Non so cosa ci sia che mi appassiona tanto, in questo Lo-Fi in presa diretta, registrato con un Tascam e buttato su cassetta. Davvero non saprei: questo Garage trasfigurato, questo approccio che unisce Stooges, Velvet Underground, Sonic Youth, Robert Johnson e Hasil Adkins e li getta in una situazione di vita simulata, come in Ubik di Philip K Dick; questa fantascienza generata con mezzi da poco, come in Solaris di Tarkovskij…qui tutto è immaginario, sospeso, vita-nonvita, delirio e stato di alterazione.

Non volendo, mi sono già risposto nella breve descrizione di cui sopra: suono, battito cardiaco accelerato, enfasi, cinismo, cinema sci-fi girato in una sola stanza. Questi i motivi per cui mi piacciono così tanto.

Digital Beast apre il sipario con un riff protopunk, una batteria marziale e commenti rumoristici che sembrano quasi parodiare I Wanna Be Your Dog degli Stooges:

ma la canzone va da un’altra parte, si autodistrugge in feedback alienanti e ci si ritrova su di un altro pianeta in Thunderdome: prima citazione da Mad Max, dove un giro di chitarra rincorre una voce annoiata e lo fa all’infinito. Il pezzo gira su se stesso all’infinito, la percezione del tempo si annulla e si rimane delusi al momento della sua interruzione: istantanea e definitiva, come ghigliottina su testa di condannato. 

Quando arriva il Chaos-Baccanale di Chernobyl (suggestioni anni ’80 che ridisegnano il decennio per quello che è stato veramente) sembra quasi una liberazione: una danza scoordinata e senza senso, come in una scena del Satyricon di Fellini, una descrizione in un minuto e pochi secondi del declino di una civiltà. Difficile rendere meglio l’idea.
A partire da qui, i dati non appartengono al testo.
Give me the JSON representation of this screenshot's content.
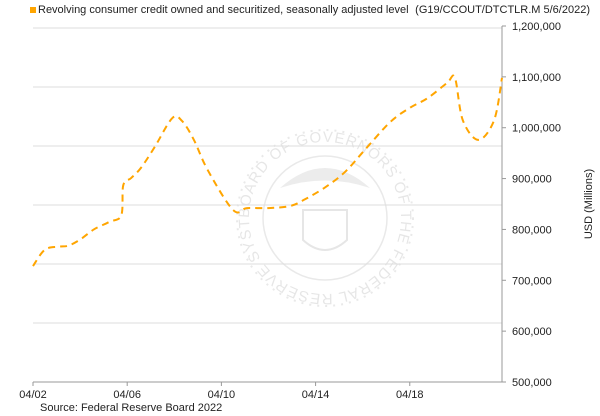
{
  "legend": {
    "label": "Revolving consumer credit owned and securitized, seasonally adjusted level",
    "color": "#ffa500"
  },
  "series_id": "(G19/CCOUT/DTCTLR.M 5/6/2022)",
  "source": "Source: Federal Reserve Board 2022",
  "watermark": "BOARD OF GOVERNORS OF THE FEDERAL RESERVE SYSTEM",
  "chart_data": {
    "type": "line",
    "title": "",
    "ylabel": "USD (Millions)",
    "xlabel": "",
    "ylim": [
      500000,
      1200000
    ],
    "yticks": [
      "500,000",
      "600,000",
      "700,000",
      "800,000",
      "900,000",
      "1,000,000",
      "1,100,000",
      "1,200,000"
    ],
    "xticks": [
      {
        "label": "04/02",
        "x": "2002-04"
      },
      {
        "label": "04/06",
        "x": "2006-04"
      },
      {
        "label": "04/10",
        "x": "2010-04"
      },
      {
        "label": "04/14",
        "x": "2014-04"
      },
      {
        "label": "04/18",
        "x": "2018-04"
      }
    ],
    "xlim": [
      "2002-04",
      "2022-03"
    ],
    "grid": true,
    "line_style": "dashed",
    "series": [
      {
        "color": "#ffa500",
        "x": [
          "2002-04",
          "2002-10",
          "2003-05",
          "2003-10",
          "2004-04",
          "2004-11",
          "2005-07",
          "2006-01",
          "2006-02",
          "2006-06",
          "2006-11",
          "2007-06",
          "2008-03",
          "2008-08",
          "2009-02",
          "2009-09",
          "2010-10",
          "2011-05",
          "2012-04",
          "2013-03",
          "2013-10",
          "2014-09",
          "2015-07",
          "2016-05",
          "2017-06",
          "2018-04",
          "2019-01",
          "2019-11",
          "2020-03",
          "2020-07",
          "2021-03",
          "2021-11",
          "2022-03"
        ],
        "values": [
          728000,
          760000,
          766000,
          768000,
          780000,
          800000,
          815000,
          828000,
          887000,
          901000,
          921000,
          962000,
          1019000,
          1013000,
          976000,
          917000,
          838000,
          842000,
          842000,
          846000,
          858000,
          883000,
          913000,
          956000,
          1011000,
          1039000,
          1058000,
          1088000,
          1098000,
          1015000,
          976000,
          1015000,
          1098000
        ]
      }
    ]
  }
}
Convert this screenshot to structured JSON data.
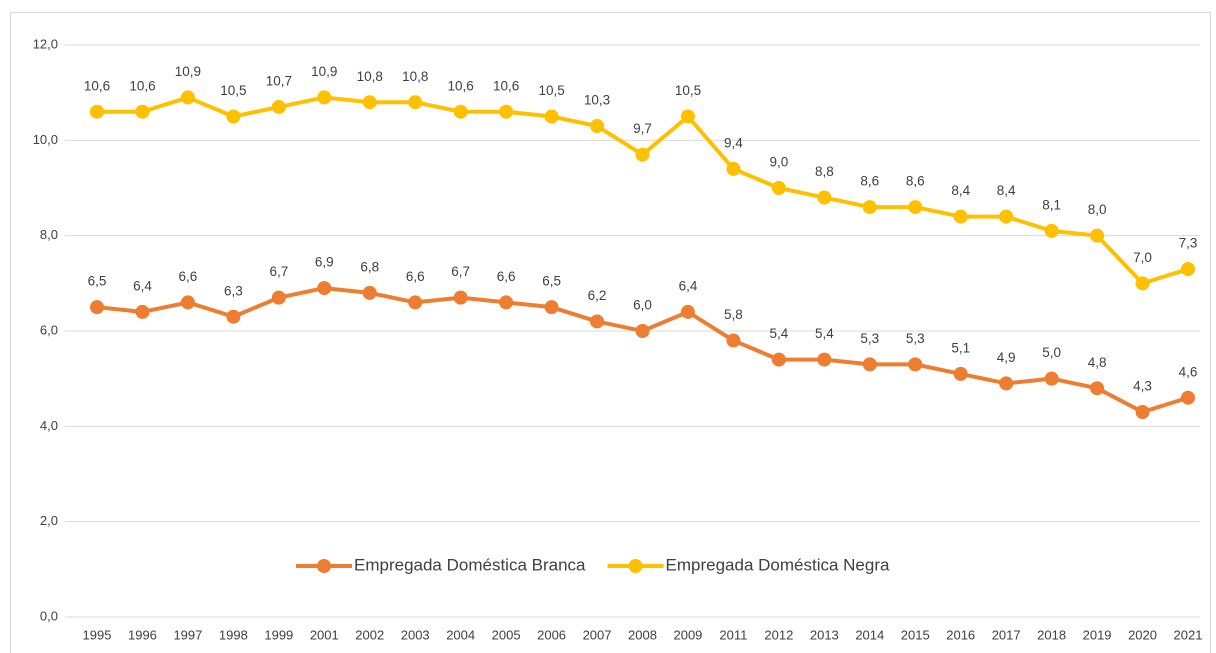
{
  "chart_data": {
    "type": "line",
    "categories": [
      "1995",
      "1996",
      "1997",
      "1998",
      "1999",
      "2001",
      "2002",
      "2003",
      "2004",
      "2005",
      "2006",
      "2007",
      "2008",
      "2009",
      "2011",
      "2012",
      "2013",
      "2014",
      "2015",
      "2016",
      "2017",
      "2018",
      "2019",
      "2020",
      "2021"
    ],
    "series": [
      {
        "name": "Empregada Doméstica Branca",
        "color": "#ed7d31",
        "values": [
          6.5,
          6.4,
          6.6,
          6.3,
          6.7,
          6.9,
          6.8,
          6.6,
          6.7,
          6.6,
          6.5,
          6.2,
          6.0,
          6.4,
          5.8,
          5.4,
          5.4,
          5.3,
          5.3,
          5.1,
          4.9,
          5.0,
          4.8,
          4.3,
          4.6
        ],
        "value_labels": [
          "6,5",
          "6,4",
          "6,6",
          "6,3",
          "6,7",
          "6,9",
          "6,8",
          "6,6",
          "6,7",
          "6,6",
          "6,5",
          "6,2",
          "6,0",
          "6,4",
          "5,8",
          "5,4",
          "5,4",
          "5,3",
          "5,3",
          "5,1",
          "4,9",
          "5,0",
          "4,8",
          "4,3",
          "4,6"
        ]
      },
      {
        "name": "Empregada Doméstica Negra",
        "color": "#ffc000",
        "values": [
          10.6,
          10.6,
          10.9,
          10.5,
          10.7,
          10.9,
          10.8,
          10.8,
          10.6,
          10.6,
          10.5,
          10.3,
          9.7,
          10.5,
          9.4,
          9.0,
          8.8,
          8.6,
          8.6,
          8.4,
          8.4,
          8.1,
          8.0,
          7.0,
          7.3
        ],
        "value_labels": [
          "10,6",
          "10,6",
          "10,9",
          "10,5",
          "10,7",
          "10,9",
          "10,8",
          "10,8",
          "10,6",
          "10,6",
          "10,5",
          "10,3",
          "9,7",
          "10,5",
          "9,4",
          "9,0",
          "8,8",
          "8,6",
          "8,6",
          "8,4",
          "8,4",
          "8,1",
          "8,0",
          "7,0",
          "7,3"
        ]
      }
    ],
    "ylim": [
      0,
      12
    ],
    "yticks": [
      {
        "value": 0,
        "label": "0,0"
      },
      {
        "value": 2,
        "label": "2,0"
      },
      {
        "value": 4,
        "label": "4,0"
      },
      {
        "value": 6,
        "label": "6,0"
      },
      {
        "value": 8,
        "label": "8,0"
      },
      {
        "value": 10,
        "label": "10,0"
      },
      {
        "value": 12,
        "label": "12,0"
      }
    ],
    "grid": true
  }
}
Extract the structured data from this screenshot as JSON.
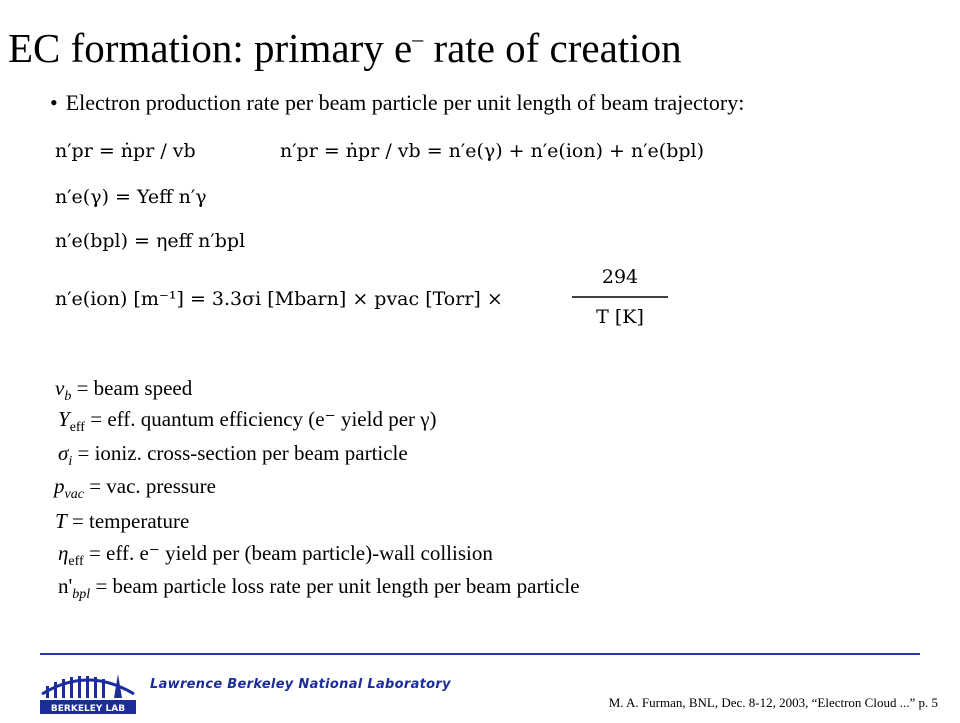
{
  "slide": {
    "title_main": "EC formation: primary e",
    "title_sup": "–",
    "title_tail": " rate of creation",
    "bullet_glyph": "•",
    "bullet_text": "Electron production rate  per beam particle per unit length of beam trajectory:"
  },
  "equations": {
    "eq1_left": "n′pr = ṅpr / vb",
    "eq1_right": "n′pr = ṅpr / vb = n′e(γ) + n′e(ion) + n′e(bpl)",
    "eq2": "n′e(γ) = Yeff n′γ",
    "eq3": "n′e(bpl) = ηeff n′bpl",
    "eq4_lhs": "n′e(ion) [m⁻¹] = 3.3σi [Mbarn] × pvac [Torr] ×",
    "eq4_num": "294",
    "eq4_den": "T [K]"
  },
  "definitions": [
    {
      "sym": "v",
      "sub": "b",
      "text": " = beam speed"
    },
    {
      "sym": "Y",
      "sub": "eff",
      "text": " = eff. quantum efficiency (e⁻ yield per γ)"
    },
    {
      "sym": "σ",
      "sub": "i",
      "text": " = ioniz. cross-section per beam particle"
    },
    {
      "sym": "p",
      "sub": "vac",
      "text": " = vac. pressure"
    },
    {
      "sym": "T",
      "sub": "",
      "text": " = temperature"
    },
    {
      "sym": "η",
      "sub": "eff",
      "text": " = eff. e⁻ yield per (beam particle)-wall collision"
    },
    {
      "sym": "n'",
      "sub": "bpl",
      "text": " = beam particle loss rate per unit length per beam particle"
    }
  ],
  "footer": {
    "lab_name": "Lawrence Berkeley National Laboratory",
    "citation": "M. A. Furman, BNL, Dec. 8-12, 2003, “Electron Cloud ...”  p. 5",
    "logo_text": "BERKELEY LAB"
  },
  "colors": {
    "rule": "#2a3aa0",
    "lab_name": "#1c2d9a"
  }
}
Il lato B comincia in un frastuono distante, si avvicina come una coltellata e, per una coltellata, si rivela di fatto: ancora rock n’ roll asservito al culto delle macerie, della decadenza. Rumorismi di fondo accentuano la natura lancinante dell’insieme, lancinante ed irriverente: S.L.U.T. è crudele, un pezzo che celia e decade.

Interceptor (e vai di seconda citazione da Mad Max) è un country suonato per grattugie, tagliole, coltelli arrugginiti: nel suo ossessivo ripetersi, inquinata da suoni alti e altri rischia di ferire chi ascolta. Contagiosa e letale, ultima variante di una pandemia di largo successo.

Tutto, purtroppo, si conclude con Ghost Modular Frequency: un apparecchio per la traduzione in verbo di presenze fantasma nell’ambiente lasciato acceso tutta la notte, per riuscire ad avere ancora paura, ultimo sentimento rimasto in vita dopo l’eccidio operato negli ultimi due anni.

Quindi, come definire gli Zoids al termine di tutta questa dissertazione, punto per punto, canzone per canzone? Forse, ancora, semplicemente Zoids: entità che di per sé, tuttavia, non ha nulla di semplice se non l’approccio minimale, ricordandosi sempre, però, che suonare il minimo necessario è una cosa tutt’altro che facile:

occorrono senso della misura, una giusta estetica, pratica e pratica per eliminare tutto il superfluo possibile e, infine, giungere a dischi gioiello come questo Zzap, ennesima riprova della bontà del gruppo e dell’estrema fascinazione che esercita su chi ascolta (io per primo).